In 1789, France’s National Assembly adopted its Declaratio­n of the Rights of Man and of the Citizen.

In 1817, the University of Michigan was founded.

In 1939, the first televised major league baseball games were shown on experiment­al station W2XBS: a double-header between the Cincinnati Reds and the Brooklyn Dodgers at Ebbets Field. (The Reds won the first game, 5-2, the Dodgers the second, 6-1.)

In 1944, French Gen. Charles de Gaulle braved the threat of German snipers as he led a victory march in Paris, which had just been liberated by the Allies from Nazi occupation.

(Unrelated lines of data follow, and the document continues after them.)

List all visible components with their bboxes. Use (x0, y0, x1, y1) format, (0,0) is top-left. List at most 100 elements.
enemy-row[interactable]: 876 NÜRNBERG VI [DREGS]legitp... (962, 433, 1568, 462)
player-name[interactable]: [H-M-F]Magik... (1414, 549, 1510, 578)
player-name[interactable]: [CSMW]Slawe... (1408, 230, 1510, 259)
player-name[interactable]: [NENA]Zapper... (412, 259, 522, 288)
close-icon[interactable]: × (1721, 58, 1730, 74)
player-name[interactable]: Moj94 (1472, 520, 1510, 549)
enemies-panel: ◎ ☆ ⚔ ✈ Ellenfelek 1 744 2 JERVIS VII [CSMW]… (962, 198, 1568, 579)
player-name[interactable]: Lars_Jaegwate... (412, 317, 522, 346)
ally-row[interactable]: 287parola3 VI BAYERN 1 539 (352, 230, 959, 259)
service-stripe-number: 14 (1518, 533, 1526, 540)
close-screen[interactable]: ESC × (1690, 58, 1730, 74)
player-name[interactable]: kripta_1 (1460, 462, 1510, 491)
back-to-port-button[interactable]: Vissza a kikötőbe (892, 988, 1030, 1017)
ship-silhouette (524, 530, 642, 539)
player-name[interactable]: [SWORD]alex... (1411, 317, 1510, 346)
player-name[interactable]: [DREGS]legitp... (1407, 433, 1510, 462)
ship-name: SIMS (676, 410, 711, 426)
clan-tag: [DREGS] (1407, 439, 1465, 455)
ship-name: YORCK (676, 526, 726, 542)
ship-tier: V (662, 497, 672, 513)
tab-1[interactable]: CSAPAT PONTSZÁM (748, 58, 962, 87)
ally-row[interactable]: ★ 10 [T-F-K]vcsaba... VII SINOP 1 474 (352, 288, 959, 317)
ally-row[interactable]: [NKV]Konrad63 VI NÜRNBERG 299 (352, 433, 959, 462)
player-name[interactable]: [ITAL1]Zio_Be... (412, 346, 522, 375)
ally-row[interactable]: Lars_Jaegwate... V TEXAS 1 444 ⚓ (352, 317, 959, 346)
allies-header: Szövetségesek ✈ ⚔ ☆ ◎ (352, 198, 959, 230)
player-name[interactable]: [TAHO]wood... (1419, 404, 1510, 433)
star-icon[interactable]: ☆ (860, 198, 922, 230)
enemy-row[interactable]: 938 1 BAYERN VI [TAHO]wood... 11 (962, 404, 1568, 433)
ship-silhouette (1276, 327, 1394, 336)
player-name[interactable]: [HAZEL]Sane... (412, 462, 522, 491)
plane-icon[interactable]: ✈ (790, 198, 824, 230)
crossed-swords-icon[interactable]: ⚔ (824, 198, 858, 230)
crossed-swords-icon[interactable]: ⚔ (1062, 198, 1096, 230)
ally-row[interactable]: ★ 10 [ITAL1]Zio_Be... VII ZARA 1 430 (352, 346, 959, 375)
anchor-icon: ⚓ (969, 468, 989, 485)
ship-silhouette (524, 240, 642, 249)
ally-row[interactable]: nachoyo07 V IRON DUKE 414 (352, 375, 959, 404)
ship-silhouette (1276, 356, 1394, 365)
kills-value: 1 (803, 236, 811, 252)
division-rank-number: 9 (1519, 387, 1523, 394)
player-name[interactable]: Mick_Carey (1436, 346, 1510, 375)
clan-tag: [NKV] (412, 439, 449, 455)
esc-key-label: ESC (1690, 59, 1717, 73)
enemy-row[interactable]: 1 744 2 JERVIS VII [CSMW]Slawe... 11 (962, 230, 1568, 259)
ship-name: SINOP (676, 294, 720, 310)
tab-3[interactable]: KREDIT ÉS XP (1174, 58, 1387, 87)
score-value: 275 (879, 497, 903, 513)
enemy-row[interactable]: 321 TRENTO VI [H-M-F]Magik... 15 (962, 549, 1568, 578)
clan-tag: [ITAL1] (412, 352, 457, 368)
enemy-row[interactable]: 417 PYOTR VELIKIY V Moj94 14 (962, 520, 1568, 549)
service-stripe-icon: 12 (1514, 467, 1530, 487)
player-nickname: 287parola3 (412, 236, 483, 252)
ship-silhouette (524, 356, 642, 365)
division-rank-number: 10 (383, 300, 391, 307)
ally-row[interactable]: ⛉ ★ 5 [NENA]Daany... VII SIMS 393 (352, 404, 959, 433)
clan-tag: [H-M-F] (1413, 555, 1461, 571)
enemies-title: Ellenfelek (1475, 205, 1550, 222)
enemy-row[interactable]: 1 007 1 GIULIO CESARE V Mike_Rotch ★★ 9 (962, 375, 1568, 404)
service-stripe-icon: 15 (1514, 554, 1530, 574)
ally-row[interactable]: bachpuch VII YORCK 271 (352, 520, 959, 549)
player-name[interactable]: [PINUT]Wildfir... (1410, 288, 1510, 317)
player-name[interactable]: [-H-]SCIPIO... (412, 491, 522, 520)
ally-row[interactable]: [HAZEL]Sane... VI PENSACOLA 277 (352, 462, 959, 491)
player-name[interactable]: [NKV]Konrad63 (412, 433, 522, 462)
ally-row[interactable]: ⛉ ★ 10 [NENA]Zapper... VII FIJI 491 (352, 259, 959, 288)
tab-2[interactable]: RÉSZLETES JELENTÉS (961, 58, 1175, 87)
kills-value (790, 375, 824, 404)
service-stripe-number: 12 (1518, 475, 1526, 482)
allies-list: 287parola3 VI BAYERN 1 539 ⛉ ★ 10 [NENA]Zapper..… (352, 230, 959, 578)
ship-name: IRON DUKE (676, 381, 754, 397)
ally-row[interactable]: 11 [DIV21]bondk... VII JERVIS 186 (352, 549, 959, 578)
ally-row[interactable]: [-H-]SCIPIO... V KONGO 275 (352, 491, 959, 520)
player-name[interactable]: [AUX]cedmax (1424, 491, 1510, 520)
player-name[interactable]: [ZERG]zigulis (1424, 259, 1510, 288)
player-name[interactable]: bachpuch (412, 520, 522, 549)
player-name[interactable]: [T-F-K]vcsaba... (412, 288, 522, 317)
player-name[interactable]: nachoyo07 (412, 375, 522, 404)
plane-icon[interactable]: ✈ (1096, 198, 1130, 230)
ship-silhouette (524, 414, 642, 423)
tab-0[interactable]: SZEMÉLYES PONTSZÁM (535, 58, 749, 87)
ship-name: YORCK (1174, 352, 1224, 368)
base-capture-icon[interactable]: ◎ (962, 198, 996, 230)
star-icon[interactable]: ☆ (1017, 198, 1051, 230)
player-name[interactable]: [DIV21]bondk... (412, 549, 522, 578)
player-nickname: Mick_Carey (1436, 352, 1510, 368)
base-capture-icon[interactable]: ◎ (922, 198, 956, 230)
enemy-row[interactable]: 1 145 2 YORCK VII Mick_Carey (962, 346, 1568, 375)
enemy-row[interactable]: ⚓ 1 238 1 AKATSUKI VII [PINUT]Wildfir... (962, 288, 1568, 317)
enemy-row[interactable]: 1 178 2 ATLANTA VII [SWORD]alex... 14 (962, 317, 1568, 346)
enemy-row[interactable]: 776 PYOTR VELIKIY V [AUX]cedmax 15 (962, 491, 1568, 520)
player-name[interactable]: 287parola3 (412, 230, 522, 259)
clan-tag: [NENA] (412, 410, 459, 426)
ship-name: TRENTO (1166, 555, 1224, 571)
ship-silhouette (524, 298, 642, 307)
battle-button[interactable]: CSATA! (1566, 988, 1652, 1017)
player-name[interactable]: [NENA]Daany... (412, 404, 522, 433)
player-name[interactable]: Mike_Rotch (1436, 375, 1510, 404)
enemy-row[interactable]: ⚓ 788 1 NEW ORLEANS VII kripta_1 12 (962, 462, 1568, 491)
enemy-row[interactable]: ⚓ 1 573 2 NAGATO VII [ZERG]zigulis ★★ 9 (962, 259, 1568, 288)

In 1957, the Soviet Union announced it had successful­ly tested an interconti­nental ballistic missile.

In 1964, President Lyndon B. Johnson was nominated for a term of office in his own right at the Democratic National Convention in Atlantic City, New Jersey.

In 1968, the Democratic National Convention opened in Chicago; the four-day event that resulted in the nomination of Hubert H. Humphrey for president was marked by a bloody police crackdown on antiwar protesters in the streets.

In 1972, the summer Olympics games opened in Munich, West Germany.

In 1978, Cardinal Albino Luciani (al-BEE’-noh loo-CHYAH’nee) of Venice was elected pope following the death of Paul VI; the new pontiff took the name Pope John Paul I. (However, he died just over a month later.)

In 1986, in the so-called “preppie murder case,” 18-year-old Jennifer Levin was found strangled in New York’s Central Park; Robert Chambers later pleaded guilty to manslaught­er and served 15 years in prison.

“Suffering belongs to no language.” — Adelia Prado, Brazilian poet.